Acá, Alicia es una chica que está a punto de comprometerse a la fuerza con un Lord espantoso y que en un momento de desesperación se escapa para introducirse en un Wonderland que, sabremos después, es el lugar que frecuentó de niña y al que había olvidado. El problema es que en ese país de las maravillas no hay otra cosa que decorados burtonianos y una lucha entre la Reina Blanca y la Reina de Corazones, que Alicia deberá dirimir enfrentando a un monstruo para matarlo con una espada especial. De aquel relato, extraño y sutil, sobre la potencia imaginativa de la infancia, Burton hizo ni más ni menos que una especie de épica, una aventura heroica, que sigue siendo una película de Burton solamente porque aparecen algunos pares de mellizos, pero donde se juega todo al maquillaje (y el colorinche en la cara del Sombrerero de Johnny Depp, que varios primeros planos insistentes nos obligan a apreciar, es la cifra de esta apuesta absoluta a nada más que eso, el maquillaje).

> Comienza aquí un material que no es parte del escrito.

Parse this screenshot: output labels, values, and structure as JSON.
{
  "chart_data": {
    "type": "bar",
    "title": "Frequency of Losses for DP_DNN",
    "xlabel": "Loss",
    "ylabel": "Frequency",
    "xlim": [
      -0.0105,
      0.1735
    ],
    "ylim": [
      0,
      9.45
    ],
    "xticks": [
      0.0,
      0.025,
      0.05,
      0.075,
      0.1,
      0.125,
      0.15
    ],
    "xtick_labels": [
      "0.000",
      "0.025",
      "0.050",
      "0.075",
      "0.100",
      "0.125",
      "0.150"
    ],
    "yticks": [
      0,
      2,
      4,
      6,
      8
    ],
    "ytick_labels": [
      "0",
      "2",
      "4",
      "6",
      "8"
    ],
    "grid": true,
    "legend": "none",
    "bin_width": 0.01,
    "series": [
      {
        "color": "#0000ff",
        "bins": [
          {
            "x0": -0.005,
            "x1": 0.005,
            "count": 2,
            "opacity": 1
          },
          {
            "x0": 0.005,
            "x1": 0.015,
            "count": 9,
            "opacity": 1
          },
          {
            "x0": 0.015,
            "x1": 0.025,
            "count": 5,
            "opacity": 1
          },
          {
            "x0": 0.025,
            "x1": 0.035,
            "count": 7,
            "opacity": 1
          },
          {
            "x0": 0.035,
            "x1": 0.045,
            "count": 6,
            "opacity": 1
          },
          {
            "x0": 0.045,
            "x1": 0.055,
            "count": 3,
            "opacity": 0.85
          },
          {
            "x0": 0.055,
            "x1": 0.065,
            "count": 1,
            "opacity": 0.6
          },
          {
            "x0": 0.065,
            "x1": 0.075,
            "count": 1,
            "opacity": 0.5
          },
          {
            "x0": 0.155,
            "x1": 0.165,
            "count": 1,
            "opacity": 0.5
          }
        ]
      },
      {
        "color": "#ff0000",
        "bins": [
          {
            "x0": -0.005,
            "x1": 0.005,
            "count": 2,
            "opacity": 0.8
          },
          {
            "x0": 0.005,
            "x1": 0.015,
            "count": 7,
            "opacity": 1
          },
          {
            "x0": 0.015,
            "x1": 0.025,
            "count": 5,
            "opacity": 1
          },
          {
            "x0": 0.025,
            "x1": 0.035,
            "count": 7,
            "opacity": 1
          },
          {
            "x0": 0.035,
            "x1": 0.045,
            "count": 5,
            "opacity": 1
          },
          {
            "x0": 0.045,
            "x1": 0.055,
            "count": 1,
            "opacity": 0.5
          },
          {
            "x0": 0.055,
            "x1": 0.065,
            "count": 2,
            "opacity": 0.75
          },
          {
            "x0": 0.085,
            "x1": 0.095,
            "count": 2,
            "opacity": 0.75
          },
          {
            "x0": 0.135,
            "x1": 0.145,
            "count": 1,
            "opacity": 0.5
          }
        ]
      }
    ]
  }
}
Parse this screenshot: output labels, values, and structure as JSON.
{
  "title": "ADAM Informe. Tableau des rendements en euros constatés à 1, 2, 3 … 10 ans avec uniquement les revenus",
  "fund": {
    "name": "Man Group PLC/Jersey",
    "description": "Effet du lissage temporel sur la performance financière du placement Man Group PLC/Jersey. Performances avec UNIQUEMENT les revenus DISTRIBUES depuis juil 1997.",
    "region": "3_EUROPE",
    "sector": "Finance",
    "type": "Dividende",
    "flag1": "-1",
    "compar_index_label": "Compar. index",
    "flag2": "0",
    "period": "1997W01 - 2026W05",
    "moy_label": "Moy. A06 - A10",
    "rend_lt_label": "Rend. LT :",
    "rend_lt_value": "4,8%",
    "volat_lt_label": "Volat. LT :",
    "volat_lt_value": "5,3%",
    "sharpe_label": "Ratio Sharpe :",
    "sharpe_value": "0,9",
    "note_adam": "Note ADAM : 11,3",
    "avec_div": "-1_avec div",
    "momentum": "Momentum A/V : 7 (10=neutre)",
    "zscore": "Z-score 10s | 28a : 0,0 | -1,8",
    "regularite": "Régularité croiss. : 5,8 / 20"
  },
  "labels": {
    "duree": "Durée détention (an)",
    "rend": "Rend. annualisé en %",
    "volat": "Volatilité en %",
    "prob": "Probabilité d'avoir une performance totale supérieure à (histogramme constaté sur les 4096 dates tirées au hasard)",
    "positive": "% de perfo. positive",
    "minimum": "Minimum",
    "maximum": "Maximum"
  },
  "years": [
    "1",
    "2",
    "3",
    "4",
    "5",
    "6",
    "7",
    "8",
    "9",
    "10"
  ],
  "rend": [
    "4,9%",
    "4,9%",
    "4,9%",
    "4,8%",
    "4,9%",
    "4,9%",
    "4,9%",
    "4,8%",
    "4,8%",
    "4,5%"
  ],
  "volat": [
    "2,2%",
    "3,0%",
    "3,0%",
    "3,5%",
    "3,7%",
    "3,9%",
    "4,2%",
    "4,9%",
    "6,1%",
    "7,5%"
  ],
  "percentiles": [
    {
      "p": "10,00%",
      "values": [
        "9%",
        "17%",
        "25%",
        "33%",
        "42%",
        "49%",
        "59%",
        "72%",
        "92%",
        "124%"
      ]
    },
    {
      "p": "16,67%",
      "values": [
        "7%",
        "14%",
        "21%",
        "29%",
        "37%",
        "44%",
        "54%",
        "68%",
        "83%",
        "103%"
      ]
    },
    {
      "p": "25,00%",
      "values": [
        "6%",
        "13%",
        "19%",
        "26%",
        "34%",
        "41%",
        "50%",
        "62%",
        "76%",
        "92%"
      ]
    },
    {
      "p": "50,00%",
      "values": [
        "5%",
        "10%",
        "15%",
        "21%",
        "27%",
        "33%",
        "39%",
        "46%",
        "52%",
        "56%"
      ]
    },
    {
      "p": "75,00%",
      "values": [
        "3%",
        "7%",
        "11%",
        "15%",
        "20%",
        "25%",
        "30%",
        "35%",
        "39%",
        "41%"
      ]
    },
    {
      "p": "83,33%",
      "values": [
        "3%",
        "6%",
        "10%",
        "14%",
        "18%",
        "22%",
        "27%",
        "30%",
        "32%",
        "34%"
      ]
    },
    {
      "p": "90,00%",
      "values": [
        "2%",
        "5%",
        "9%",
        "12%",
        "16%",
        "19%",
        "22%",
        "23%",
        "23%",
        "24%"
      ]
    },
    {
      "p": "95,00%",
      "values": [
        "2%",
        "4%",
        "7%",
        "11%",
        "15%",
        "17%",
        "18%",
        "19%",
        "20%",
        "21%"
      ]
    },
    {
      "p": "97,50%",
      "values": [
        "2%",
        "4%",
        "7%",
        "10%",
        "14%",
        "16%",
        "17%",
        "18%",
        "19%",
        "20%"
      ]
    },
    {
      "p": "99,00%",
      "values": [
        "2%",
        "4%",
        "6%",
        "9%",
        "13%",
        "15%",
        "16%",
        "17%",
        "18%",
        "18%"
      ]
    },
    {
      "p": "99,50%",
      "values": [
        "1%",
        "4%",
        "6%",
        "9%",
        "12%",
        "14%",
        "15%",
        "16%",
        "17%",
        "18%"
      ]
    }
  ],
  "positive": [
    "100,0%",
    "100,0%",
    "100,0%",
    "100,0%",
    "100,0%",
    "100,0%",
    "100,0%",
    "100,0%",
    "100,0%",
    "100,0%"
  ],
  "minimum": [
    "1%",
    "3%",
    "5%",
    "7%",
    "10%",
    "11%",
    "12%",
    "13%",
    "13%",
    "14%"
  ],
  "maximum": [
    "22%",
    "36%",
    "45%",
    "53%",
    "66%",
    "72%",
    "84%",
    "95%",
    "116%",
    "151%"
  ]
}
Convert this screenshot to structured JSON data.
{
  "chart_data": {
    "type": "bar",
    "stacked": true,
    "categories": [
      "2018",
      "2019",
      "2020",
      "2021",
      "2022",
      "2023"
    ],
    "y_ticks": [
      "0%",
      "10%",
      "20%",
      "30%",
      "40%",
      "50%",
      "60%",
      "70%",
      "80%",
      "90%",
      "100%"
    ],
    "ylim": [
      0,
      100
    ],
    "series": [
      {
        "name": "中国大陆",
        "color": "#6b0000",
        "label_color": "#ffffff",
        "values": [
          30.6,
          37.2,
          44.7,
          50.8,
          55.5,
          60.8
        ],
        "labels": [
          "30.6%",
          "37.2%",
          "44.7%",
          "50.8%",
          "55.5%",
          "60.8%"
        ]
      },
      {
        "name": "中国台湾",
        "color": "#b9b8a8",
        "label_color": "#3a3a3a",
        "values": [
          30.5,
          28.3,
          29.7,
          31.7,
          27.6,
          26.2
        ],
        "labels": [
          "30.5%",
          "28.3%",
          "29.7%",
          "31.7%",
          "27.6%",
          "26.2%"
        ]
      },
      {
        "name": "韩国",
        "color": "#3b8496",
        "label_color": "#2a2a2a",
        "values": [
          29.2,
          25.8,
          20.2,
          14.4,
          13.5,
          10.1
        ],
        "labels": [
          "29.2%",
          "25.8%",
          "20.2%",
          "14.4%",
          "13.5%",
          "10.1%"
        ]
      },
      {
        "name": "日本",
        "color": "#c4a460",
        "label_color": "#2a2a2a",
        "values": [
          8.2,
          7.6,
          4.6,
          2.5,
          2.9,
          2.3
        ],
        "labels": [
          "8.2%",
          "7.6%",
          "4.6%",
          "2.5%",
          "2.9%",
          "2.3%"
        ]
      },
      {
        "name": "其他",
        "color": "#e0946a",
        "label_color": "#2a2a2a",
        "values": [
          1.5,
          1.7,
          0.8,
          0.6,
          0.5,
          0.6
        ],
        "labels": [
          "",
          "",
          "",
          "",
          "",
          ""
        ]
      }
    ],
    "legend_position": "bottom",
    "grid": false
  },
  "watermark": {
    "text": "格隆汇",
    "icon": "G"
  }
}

Pero lo peor de la película, que marca y subraya y enfatiza todo el tiempo ese carácter épico, es la música de Danny Elfman, un cliché hollywoodense que irrumpe a cada rato para señalarnos, por ejemplo cuando Alicia debe atravesar una muralla, que “acá hay una prueba dificilísima que la heroína debe atravesar para tener éxito en su aventura”. Esa aventura es la de ponerse del lado del bien en un enfrentamiento que no le pertenece y aprender la valentía para volver después al mundo real, rechazar al novio horrible y dedicarse a hacer negocios en la compañía en la que antes trabajaba su padre. Esta Alicia termina embarcada –literalmente– en la aventura de ampliar los horizontes de una empresa comercial hasta la China, en pleno imperialismo británico. ¿Qué quiso hacer Burton? ¿Una Alicia feminista que se convertirá en empresaria exitosa? La corrección política más burda suele dar esos frutos. El libro de Carroll, en cambio, termina con una Alicia que crece, sí, pero que conserva el corazón sencillo de la infancia y por eso puede a su vez inventar muchas historias fantásticas que hacen brillar los ojos de otros chicos reunidos a su alrededor. Burton mostró algunas veces esa capacidad de inventar historias delicadas y melancólicas que hacían brillar los ojos con asombro. Ahora que al parecer dejó de creer en la potencia de las historias, los ojos brillan al salir del cine con un tono distinto, el de la decepción, que no deja otra cosa que una melancolía poco disfrutable por sus otras películas (todo lo contrario de la Mellon Collie del disco de Smashing Pumpkins), y una tristeza infinita.